5 июля состоится первое заседание комиссии по реформированию космической отрасли под руководством вице-премьера Дмитрия Рогозина. В состав комиссии вошли министры экономического блока, руководство Министерства обороны, руководство Федерального космического агентства (Роскосмос) и Росимущества. Распоряжение о создании комиссии было подписано президентом еще до крушения ракеты «Протон-М» со спутниками ГЛОНАСС на борту. Однако после аварии необходимость реорганизации ракетно-космической промышленности стала очевидна каждому: «В том виде, в каком сейчас существует ракетно-космическая промышленность России, мы двигаться дальше не будем» - заявил Дмитрий Рогозин. По его словам общий смысл реформы будет состоять в консолидации существующих предприятий отрасли в рамках единой госкорпорации. При этом ФГУПы будут преобразованы в ОАО, а собственность, находящаяся в их ведении подвергнется детальному анализу. Это позволит перейти к единой технической политике, в соответствии с которой номенклатура продукции будет сужена, а технические решения унифицированы. В то же время Федеральное космическое агентства в качестве государственного заказчика сохранится и даже будет усилено.

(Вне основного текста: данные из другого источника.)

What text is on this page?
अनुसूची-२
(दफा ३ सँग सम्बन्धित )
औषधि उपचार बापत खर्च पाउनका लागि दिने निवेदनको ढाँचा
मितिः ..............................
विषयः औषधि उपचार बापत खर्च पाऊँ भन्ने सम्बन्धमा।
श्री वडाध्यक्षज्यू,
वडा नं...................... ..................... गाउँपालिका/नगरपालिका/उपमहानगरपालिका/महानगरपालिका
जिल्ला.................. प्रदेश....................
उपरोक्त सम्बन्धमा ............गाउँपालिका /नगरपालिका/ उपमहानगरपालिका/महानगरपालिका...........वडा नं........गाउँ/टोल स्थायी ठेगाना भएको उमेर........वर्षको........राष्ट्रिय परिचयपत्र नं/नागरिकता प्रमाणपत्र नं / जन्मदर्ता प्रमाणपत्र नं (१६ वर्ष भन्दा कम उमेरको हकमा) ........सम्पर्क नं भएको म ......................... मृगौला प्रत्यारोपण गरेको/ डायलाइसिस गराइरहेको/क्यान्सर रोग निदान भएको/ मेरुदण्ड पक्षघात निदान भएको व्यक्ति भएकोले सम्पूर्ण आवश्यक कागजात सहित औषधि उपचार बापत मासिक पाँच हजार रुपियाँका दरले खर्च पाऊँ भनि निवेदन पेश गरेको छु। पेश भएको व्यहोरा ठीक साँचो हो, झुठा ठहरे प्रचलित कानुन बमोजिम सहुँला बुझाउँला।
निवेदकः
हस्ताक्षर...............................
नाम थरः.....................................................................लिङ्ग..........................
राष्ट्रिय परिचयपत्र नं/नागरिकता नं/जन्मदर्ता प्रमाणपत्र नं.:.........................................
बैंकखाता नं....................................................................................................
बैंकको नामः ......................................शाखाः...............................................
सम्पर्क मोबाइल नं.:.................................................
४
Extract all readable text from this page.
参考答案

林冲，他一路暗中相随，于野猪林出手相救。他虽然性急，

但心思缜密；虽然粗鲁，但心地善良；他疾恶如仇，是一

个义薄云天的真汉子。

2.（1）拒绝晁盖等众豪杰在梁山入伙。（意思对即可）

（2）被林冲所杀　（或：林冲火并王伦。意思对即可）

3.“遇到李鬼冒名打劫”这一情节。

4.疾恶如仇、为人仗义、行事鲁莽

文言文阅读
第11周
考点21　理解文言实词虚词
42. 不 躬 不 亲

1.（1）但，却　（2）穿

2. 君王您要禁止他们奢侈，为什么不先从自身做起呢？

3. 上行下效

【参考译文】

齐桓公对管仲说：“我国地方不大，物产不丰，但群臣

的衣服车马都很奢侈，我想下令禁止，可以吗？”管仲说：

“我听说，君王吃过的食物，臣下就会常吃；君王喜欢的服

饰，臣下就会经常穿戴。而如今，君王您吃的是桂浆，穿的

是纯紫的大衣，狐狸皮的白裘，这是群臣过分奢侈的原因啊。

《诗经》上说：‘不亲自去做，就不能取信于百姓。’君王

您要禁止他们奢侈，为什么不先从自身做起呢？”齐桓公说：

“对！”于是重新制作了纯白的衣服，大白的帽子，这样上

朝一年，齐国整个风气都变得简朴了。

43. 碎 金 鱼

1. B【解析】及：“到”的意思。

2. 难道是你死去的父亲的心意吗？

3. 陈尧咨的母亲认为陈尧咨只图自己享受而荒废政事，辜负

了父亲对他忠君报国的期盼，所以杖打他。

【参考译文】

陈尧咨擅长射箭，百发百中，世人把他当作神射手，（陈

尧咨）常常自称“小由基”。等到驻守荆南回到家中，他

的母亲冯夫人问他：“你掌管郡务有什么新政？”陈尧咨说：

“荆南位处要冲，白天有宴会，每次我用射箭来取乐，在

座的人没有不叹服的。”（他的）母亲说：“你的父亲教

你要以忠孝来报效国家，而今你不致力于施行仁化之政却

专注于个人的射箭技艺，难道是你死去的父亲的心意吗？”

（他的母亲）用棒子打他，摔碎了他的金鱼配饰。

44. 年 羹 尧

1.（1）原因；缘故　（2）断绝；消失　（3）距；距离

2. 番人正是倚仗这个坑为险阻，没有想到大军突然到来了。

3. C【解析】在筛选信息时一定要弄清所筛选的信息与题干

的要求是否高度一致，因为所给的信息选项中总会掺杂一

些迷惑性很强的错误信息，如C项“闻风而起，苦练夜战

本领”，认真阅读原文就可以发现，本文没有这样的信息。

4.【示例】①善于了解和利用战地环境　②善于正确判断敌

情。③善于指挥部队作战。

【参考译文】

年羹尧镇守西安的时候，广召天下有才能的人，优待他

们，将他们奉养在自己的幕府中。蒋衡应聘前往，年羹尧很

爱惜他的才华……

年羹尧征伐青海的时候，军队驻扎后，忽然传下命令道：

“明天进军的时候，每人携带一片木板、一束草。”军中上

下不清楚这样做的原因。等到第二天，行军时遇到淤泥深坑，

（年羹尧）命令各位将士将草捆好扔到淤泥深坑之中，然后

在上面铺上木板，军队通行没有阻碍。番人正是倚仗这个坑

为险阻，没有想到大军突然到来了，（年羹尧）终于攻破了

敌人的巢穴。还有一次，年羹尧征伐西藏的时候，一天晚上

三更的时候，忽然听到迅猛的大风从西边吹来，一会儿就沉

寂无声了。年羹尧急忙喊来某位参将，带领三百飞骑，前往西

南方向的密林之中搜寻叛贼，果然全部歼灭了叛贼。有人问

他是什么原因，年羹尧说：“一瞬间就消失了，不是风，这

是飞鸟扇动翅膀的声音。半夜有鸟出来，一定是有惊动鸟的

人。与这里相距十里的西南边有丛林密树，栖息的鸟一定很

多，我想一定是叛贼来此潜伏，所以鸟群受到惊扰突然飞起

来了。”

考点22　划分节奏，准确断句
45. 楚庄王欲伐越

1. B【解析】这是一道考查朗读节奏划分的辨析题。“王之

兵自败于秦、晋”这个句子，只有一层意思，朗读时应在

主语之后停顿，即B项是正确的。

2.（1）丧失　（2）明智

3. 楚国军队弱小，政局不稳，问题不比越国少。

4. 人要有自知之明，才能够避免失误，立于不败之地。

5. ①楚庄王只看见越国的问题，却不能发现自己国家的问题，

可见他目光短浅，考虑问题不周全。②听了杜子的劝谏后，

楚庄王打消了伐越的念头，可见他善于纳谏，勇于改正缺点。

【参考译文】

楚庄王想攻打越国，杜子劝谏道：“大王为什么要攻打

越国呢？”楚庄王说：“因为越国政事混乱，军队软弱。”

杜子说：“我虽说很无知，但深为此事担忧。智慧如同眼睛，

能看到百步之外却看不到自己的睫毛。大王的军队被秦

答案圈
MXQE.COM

Рогозин полагает, что эти меры существенно снизят аварийность полетов и повысят эффективность работы отрасли. О ситуации в российской космонавтике и о возможных путях выхода из системного кризиса, в котором оказалась отрасль, Центр политического анализа побеседовал с Дмитрием Пайсоном, директором по развитию кластера космических технологий и телекоммуникаций фонда «Сколково».

Каковы наиболее вероятные версии крушения ракеты «Протон-М»?

Дмитрий Пайсон: Совершенно точно, что по времени - это участок работы первой ступени, ничего другого просто не успело включиться. В последнее время появились версии о том, что неадекватно сработал один из двигателей, возможно – система подачи топлива. А чтобы узнать, что именно было неисправно, придется дождаться заключения комиссии.

Многие отмечают, что эти ракеты, в целом достаточно надежные, почему-то терпят крушение именно в тех случаях, когда выводят на орбиту спутники ГЛОНАСС.

Дмитрий Пайсон: В прошлый раз авария случилась с разгонным блоком. Разгонные блоки для выведения аппаратов ГЛОНАСС делают совсем на другой фирме, их изготавливает  ОАО «РКК «Энергия»», в то время, как сам «Протон» - ГКНПЦ имени М.В.Хруничева. Дело в том, что в большинстве остальных случаев «Протон» запускается по международным коммерческим программам. Однако нет оснований полагать, что проверки качества при коммерческих запусках более тщательны, чем при национальных.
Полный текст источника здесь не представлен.